Retail: Einzelhandel im Krisenmodus
Wie geht es weiter? Das ist sicher eine der meistgestellten Fragen dieser Zeit. Und auch der Handel findet sich im Moment in einer Welt des Dauerkrisenmodus. Im angelsächsischen Finanzwesen redet man in einem solchen Fall vom „schwarzen Schwan“, das bedeutet, ein völlig unerwartetes Ereignis tritt ein und überrascht die Gesellschaft.
Gleich mehrere „schwarze Schwäne“ haben wir in der letzten Zeit gesehen: zuerst Corona mit seinen Folgen für den Handel, dann begann das Lieferkettenchaos mit einem querstehenden Schiff im Suezkanal, und jetzt erzeugt der brutale Krieg in der Ukraine eine weitere Krise, deren Ende und Folgen weder abseh- noch abschätzbar sind.
Kam diese Gemengelage wirklich völlig unvorhersehbar, oder waren wir nicht willens, aufziehende Risiken wahrzunehmen und uns vorzubereiten?
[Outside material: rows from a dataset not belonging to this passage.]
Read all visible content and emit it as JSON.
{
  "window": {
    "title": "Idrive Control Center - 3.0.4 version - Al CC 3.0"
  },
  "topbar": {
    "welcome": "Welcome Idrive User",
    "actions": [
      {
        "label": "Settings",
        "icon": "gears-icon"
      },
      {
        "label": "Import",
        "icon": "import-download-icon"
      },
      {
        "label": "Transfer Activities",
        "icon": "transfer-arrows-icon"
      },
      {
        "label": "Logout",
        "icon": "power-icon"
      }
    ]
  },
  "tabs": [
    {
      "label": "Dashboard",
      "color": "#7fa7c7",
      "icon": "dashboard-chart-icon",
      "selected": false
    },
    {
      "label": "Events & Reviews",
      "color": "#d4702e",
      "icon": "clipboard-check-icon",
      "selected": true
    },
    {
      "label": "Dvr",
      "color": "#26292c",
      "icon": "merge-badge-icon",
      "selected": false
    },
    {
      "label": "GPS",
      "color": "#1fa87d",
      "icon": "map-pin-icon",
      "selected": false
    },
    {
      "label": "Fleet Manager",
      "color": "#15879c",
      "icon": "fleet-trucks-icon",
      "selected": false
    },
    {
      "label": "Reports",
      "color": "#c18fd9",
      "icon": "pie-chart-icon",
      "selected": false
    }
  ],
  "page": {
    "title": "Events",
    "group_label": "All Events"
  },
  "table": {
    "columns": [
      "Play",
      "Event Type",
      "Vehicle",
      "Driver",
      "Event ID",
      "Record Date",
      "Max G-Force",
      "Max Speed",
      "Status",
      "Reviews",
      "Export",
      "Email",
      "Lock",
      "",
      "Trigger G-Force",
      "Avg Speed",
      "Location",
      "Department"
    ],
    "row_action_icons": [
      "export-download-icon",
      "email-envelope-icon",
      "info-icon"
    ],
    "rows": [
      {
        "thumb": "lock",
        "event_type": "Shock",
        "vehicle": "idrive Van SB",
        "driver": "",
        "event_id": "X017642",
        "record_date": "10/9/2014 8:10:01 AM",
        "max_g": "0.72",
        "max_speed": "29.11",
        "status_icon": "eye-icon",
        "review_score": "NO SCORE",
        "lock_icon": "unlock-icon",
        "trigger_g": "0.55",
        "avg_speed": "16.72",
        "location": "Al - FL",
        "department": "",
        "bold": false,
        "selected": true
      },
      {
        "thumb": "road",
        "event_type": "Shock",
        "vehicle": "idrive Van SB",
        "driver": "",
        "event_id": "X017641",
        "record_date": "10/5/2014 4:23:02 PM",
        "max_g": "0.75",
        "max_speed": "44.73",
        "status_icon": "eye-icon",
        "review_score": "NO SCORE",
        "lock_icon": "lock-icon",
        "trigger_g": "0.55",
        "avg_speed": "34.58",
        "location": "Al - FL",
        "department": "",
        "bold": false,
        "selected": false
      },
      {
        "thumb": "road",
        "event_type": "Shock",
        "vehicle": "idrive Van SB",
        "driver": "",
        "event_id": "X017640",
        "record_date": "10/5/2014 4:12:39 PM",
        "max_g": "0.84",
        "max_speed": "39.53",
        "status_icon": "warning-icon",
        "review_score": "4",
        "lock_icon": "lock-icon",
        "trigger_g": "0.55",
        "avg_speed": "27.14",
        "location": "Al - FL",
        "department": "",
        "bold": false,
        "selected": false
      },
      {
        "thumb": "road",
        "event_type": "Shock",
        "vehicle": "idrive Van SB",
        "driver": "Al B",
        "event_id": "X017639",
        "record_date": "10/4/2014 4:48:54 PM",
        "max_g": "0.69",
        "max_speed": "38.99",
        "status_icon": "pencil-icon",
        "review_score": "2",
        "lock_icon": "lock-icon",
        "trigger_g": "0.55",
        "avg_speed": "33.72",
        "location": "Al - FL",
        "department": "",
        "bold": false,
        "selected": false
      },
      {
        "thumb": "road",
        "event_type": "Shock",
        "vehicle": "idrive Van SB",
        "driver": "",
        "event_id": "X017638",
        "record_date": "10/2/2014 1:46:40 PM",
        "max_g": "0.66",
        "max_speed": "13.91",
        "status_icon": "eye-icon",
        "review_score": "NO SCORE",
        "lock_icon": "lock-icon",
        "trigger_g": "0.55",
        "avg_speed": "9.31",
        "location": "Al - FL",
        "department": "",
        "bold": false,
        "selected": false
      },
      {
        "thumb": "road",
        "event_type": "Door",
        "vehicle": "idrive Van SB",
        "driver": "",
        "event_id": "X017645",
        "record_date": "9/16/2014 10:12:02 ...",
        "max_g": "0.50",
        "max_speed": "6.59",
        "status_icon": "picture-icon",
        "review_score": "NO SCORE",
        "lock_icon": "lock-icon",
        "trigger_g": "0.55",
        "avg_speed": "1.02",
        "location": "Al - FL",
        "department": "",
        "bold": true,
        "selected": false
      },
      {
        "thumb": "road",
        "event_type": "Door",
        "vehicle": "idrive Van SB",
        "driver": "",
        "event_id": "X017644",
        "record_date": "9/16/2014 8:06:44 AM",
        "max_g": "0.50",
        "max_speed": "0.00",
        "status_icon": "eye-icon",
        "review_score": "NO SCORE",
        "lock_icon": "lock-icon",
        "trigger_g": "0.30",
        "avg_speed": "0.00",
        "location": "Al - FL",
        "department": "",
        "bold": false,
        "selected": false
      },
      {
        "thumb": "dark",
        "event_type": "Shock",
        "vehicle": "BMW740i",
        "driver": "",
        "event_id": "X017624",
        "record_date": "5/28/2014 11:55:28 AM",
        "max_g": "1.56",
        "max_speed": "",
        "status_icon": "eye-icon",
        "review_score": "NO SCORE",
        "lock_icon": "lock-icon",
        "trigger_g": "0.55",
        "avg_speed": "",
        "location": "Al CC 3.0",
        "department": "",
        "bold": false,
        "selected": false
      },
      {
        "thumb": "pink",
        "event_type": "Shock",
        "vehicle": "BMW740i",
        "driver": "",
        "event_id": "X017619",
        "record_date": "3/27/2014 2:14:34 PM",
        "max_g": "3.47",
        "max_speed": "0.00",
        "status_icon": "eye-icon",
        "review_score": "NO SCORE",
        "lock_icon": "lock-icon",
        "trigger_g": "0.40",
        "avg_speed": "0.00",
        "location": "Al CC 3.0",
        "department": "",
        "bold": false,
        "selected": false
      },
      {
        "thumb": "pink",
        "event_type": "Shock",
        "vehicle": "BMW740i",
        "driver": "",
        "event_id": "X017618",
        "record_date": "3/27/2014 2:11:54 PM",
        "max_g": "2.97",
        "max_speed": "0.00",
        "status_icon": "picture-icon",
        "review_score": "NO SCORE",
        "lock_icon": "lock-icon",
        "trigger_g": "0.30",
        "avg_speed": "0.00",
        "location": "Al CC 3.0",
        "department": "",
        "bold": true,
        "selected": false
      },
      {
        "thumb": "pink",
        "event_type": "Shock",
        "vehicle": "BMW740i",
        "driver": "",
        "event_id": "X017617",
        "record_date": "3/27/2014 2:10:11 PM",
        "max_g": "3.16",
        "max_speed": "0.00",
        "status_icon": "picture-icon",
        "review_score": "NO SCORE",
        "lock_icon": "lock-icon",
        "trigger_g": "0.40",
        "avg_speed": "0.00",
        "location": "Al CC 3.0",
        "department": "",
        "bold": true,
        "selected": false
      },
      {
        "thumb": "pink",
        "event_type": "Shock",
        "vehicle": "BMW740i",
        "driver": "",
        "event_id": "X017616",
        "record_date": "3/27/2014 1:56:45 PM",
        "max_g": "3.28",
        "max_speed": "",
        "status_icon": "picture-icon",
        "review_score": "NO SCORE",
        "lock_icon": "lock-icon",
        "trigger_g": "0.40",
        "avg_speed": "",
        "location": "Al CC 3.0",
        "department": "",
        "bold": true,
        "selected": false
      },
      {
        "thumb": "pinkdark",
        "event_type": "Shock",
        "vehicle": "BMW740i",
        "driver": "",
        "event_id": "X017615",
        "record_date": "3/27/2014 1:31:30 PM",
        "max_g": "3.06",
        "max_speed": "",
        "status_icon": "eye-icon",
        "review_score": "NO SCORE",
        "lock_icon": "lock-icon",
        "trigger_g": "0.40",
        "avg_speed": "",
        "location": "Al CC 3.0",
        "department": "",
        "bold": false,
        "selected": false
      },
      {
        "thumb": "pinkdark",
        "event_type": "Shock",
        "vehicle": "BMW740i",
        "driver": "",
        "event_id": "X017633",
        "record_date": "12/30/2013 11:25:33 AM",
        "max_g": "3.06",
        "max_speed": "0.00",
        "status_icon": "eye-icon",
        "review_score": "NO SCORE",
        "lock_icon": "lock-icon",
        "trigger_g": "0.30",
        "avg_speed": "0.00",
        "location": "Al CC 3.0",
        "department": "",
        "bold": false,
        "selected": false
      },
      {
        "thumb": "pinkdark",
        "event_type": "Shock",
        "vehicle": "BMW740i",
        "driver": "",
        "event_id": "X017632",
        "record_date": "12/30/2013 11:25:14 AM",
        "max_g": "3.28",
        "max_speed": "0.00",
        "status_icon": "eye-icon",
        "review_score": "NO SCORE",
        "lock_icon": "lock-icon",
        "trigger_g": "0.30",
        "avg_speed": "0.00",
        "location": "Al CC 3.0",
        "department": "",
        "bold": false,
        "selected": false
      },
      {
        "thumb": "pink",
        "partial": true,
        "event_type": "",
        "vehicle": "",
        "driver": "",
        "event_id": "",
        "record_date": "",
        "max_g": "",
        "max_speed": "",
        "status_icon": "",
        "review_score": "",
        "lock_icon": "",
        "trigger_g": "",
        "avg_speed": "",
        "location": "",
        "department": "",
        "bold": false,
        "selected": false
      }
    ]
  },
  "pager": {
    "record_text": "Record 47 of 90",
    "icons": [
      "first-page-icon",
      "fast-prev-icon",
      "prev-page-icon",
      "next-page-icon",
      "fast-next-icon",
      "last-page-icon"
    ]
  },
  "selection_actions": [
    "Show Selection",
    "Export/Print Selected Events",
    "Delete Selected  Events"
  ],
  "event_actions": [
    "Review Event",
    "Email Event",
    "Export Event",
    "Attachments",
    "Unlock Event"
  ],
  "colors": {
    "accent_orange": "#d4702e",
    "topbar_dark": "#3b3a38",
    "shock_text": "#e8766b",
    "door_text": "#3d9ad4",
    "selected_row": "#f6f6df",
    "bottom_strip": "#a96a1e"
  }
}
Das Wochenmagazin „Die Zeit“ stellte vor kurzem die Frage: Kann sich Deutschland noch ändern? Können wir die Fehler und mangelnden Investitionen in unserem Land noch ausgleichen und lösen? Können wir je wieder Normalität erreichen, und was ist eigentlich die viel zitierte neue Normalität? Wie sieht sie aus?
Der glücklicherweise kurzen Finanzkrise 2008 folgten mehr als zehn Jahre mit einer blühenden Wirtschaft. Ob die aktuellen Krisen so schnell verschwinden, ist mehr als fraglich.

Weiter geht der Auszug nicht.